Is blogging journalism?

The most contentious argument put forward at last night’s debate, Science in the Media: rude or ailing health?, was not about specifically about science, but focussed on the credibility of blogging.

Science Media Centre’s Fiona Fox asserted that blogging is not journalism – a comment which raised a few eyebrows in City University’s lecture theatre, where the debate was being held.

Quite rightly, The Economist’s Natasha Loder pointed out that blogging is a platform akin to television. Therefore, if somebody takes the time to investigate a story using journalistic skills and then publishes their findings on a blog, that blog is journalism.

But one audience member argued that many blogs were bias or not thoroughly investigated pieces of journalism, so how can the reader judge the credibility of a blog they are reading?

Even award-winning blogger Ed Yong said he has not always treated his blog stories with the same degree of scrutiny that he would an article he writes for a magazine – i.e. making a few calls to answer any lingering questions from a release.
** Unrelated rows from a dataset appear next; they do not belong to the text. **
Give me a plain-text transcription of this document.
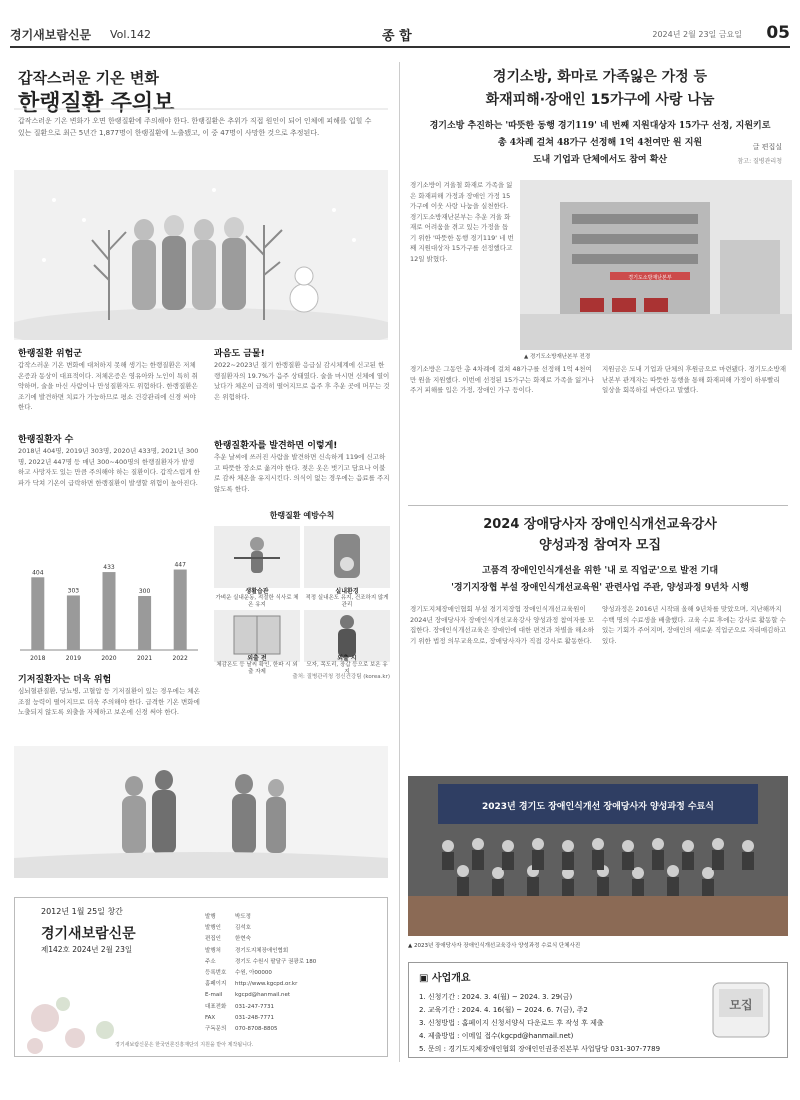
경기새보람신문 Vol.142	종 합	2024년 2월 23일 금요일 05
갑작스러운 기온 변화
한랭질환 주의보
갑작스러운 기온 변화가 오면 한랭질환에 주의해야 한다. 한랭질환은 추위가 직접 원인이 되어 인체에 피해를 입힐 수 있는 질환으로 최근 5년간 1,877명이 한랭질환에 노출됐고, 이 중 47명이 사망한 것으로 추정된다.
글 편집실
참고: 질병관리청
한랭질환 위험군
갑작스러운 기온 변화에 대처하지 못해 생기는 한랭질환은 저체온증과 동상이 대표적이다. 저체온증은 영유아와 노인이 특히 취약하며, 술을 마신 사람이나 만성질환자도 위험하다. 한랭질환은 조기에 발견하면 치료가 가능하므로 평소 건강관리에 신경 써야 한다.
한랭질환자 수
2018년 404명, 2019년 303명, 2020년 433명, 2021년 300명, 2022년 447명 등 매년 300~400명의 한랭질환자가 발생하고 사망자도 있는 만큼 주의해야 하는 질환이다. 갑작스럽게 한파가 닥쳐 기온이 급락하면 한랭질환이 발생할 위험이 높아진다.
404
2018
303
2019
433
2020
300
2021
447
2022
기저질환자는 더욱 위험
심뇌혈관질환, 당뇨병, 고혈압 등 기저질환이 있는 경우에는 체온조절 능력이 떨어지므로 더욱 주의해야 한다. 급격한 기온 변화에 노출되지 않도록 외출을 자제하고 보온에 신경 써야 한다.
과음도 금물!
2022~2023년 절기 한랭질환 응급실 감시체계에 신고된 한랭질환자의 19.7%가 음주 상태였다. 술을 마시면 신체에 열이 났다가 체온이 급격히 떨어지므로 음주 후 추운 곳에 머무는 것은 위험하다.
한랭질환자를 발견하면 이렇게!
추운 날씨에 쓰러진 사람을 발견하면 신속하게 119에 신고하고 따뜻한 장소로 옮겨야 한다. 젖은 옷은 벗기고 담요나 이불로 감싸 체온을 유지시킨다. 의식이 없는 경우에는 음료를 주지 않도록 한다.
한랭질환 예방수칙
생활습관
가벼운 실내운동, 적절한 식사로 체온 유지
실내환경
적정 실내온도 유지, 건조하지 않게 관리
외출 전
체감온도 등 날씨 확인, 한파 시 외출 자제
외출 시
모자, 목도리, 장갑 등으로 보온 유지
출처: 질병관리청 정신건강팀 (korea.kr)
2012년 1월 25일 창간
경기새보람신문
제142호 2024년 2월 23일
발행	박도정
발행인	김석호
편집인	한현숙
발행처	경기도지체장애인협회
주소	경기도 수원시 팔달구 권광로 180
등록번호 수원, 아00000
홈페이지 http://www.kgcpd.or.kr
E-mail kgcpd@hanmail.net
대표전화 031-247-7731
FAX	031-248-7771
구독문의 070-8708-8805
경기새보람신문은 한국언론진흥재단의 지원을 받아 제작됩니다.
경기소방, 화마로 가족잃은 가정 등
화재피해·장애인 15가구에 사랑 나눔
경기소방 추진하는 '따뜻한 동행 경기119' 네 번째 지원대상자 15가구 선정, 지원키로
총 4차례 걸쳐 48가구 선정해 1억 4천여만 원 지원
도내 기업과 단체에서도 참여 확산
경기소방이 겨울철 화재로 가족을 잃은 화재피해 가정과 장애인 가정 15가구에 이웃 사랑 나눔을 실천한다. 경기도소방재난본부는 추운 겨울 화재로 어려움을 겪고 있는 가정을 돕기 위한 '따뜻한 동행 경기119' 네 번째 지원대상자 15가구를 선정했다고 12일 밝혔다.
경기도소방재난본부
▲ 경기도소방재난본부 전경
경기소방은 그동안 총 4차례에 걸쳐 48가구를 선정해 1억 4천여만 원을 지원했다. 이번에 선정된 15가구는 화재로 가족을 잃거나 주거 피해를 입은 가정, 장애인 가구 등이다.
지원금은 도내 기업과 단체의 후원금으로 마련됐다. 경기도소방재난본부 관계자는 따뜻한 동행을 통해 화재피해 가정이 하루빨리 일상을 회복하길 바란다고 말했다.
2024 장애당사자 장애인식개선교육강사
양성과정 참여자 모집
고품격 장애인인식개선을 위한 '내 로 직업군'으로 발전 기대
'경기지장협 부설 장애인식개선교육원' 관련사업 주관, 양성과정 9년차 시행
경기도지체장애인협회 부설 경기지장협 장애인식개선교육원이 2024년 장애당사자 장애인식개선교육강사 양성과정 참여자를 모집한다. 장애인식개선교육은 장애인에 대한 편견과 차별을 해소하기 위한 법정 의무교육으로, 장애당사자가 직접 강사로 활동한다.
양성과정은 2016년 시작돼 올해 9년차를 맞았으며, 지난해까지 수백 명의 수료생을 배출했다. 교육 수료 후에는 강사로 활동할 수 있는 기회가 주어지며, 장애인의 새로운 직업군으로 자리매김하고 있다.
2023년 경기도 장애인식개선 장애당사자 양성과정 수료식
▲ 2023년 장애당사자 장애인식개선교육강사 양성과정 수료식 단체사진
▣ 사업개요
1. 신청기간 : 2024. 3. 4(월) ~ 2024. 3. 29(금)
2. 교육기간 : 2024. 4. 16(월) ~ 2024. 6. 7(금), 주2
3. 신청방법 : 홈페이지 신청서양식 다운로드 후 작성 후 제출
4. 제출방법 : 이메일 접수(kgcpd@hanmail.net)
5. 문의 : 경기도지체장애인협회 장애인인권증진본부 사업담당 031-307-7789
모집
But he also argued that hyperlinks strengthen the validity of online articles because the reader can trace the roots of the story through links.

Like Yong, I don’t tend to investigate my blog stories with the same degree of scrutiny as I would in the newsroom and I was pleased to hear I wasn’t alone in feeling guilty about it. Perhaps it is due to the personal nature of a blog — my audience is mainly me.



Filed under Online Journalism Lectures, Opinion

2 responses to “Is blogging journalism?

  1. Actually, that’s slightly different to what I said. I’d scrutinise stories for MSM and my blog to exactly the same degree, with the same care and attention for detail. And I have, to this date, never written anything from a press release. If I had lingering questions from *a paper*, I’d do my own research or abandon the piece.

    What I meant was that I never used to interview people (either the scientist in question or other researchers) for blog pieces. This only mattered in situations where the paper was a bit controversial and a second opinion (not necessarily a contradicting one, just a different one) would have been useful. That being said, I detest the practice of getting mandatory quotes from people for any mainstream news reports. In many cases, if I understand the paper completely and I’m aware of any caveats etc. myself, then asking for quotes is just getting someone else to repeat what I’ve already said. It’s an approach that lacks value if you yourself have specialist knowledge.

    What I currently do on my blog is, I think, a happy medium. Most of my pieces I write myself with the usual level of scrutiny and without any interviews or outside quotes. For some of them, I get a few bits from the researchers about the process of actually doing the research or the implications. For controversial topics, I get other people to chime in. Quotes, at the end of the day, are merely a tool for a journalist. They should be used selectively.

  2. Jess Shankleman

    Thanks for clarifying your viewpoint Ed – perhaps I used the term “release” too loosely as a press release and a research paper are two very different creatures.

    Even so, as a journalist, there is rarely a case when I don’t have more questions about something that has been published, so talking to a source can flesh out my understanding and always helps me write a sharper story. I also find that following up a story by talking to people can lead me to another story – which is always useful 🙂

    I agree with your point about quotes – many quotations in news stories are merely padding. But don’t you also think they can give depth and perhaps, credibility to a blog post?
    Also, why have you changed the way you write your blogs? Is it just down to experience or did you want the blog to take on a different style?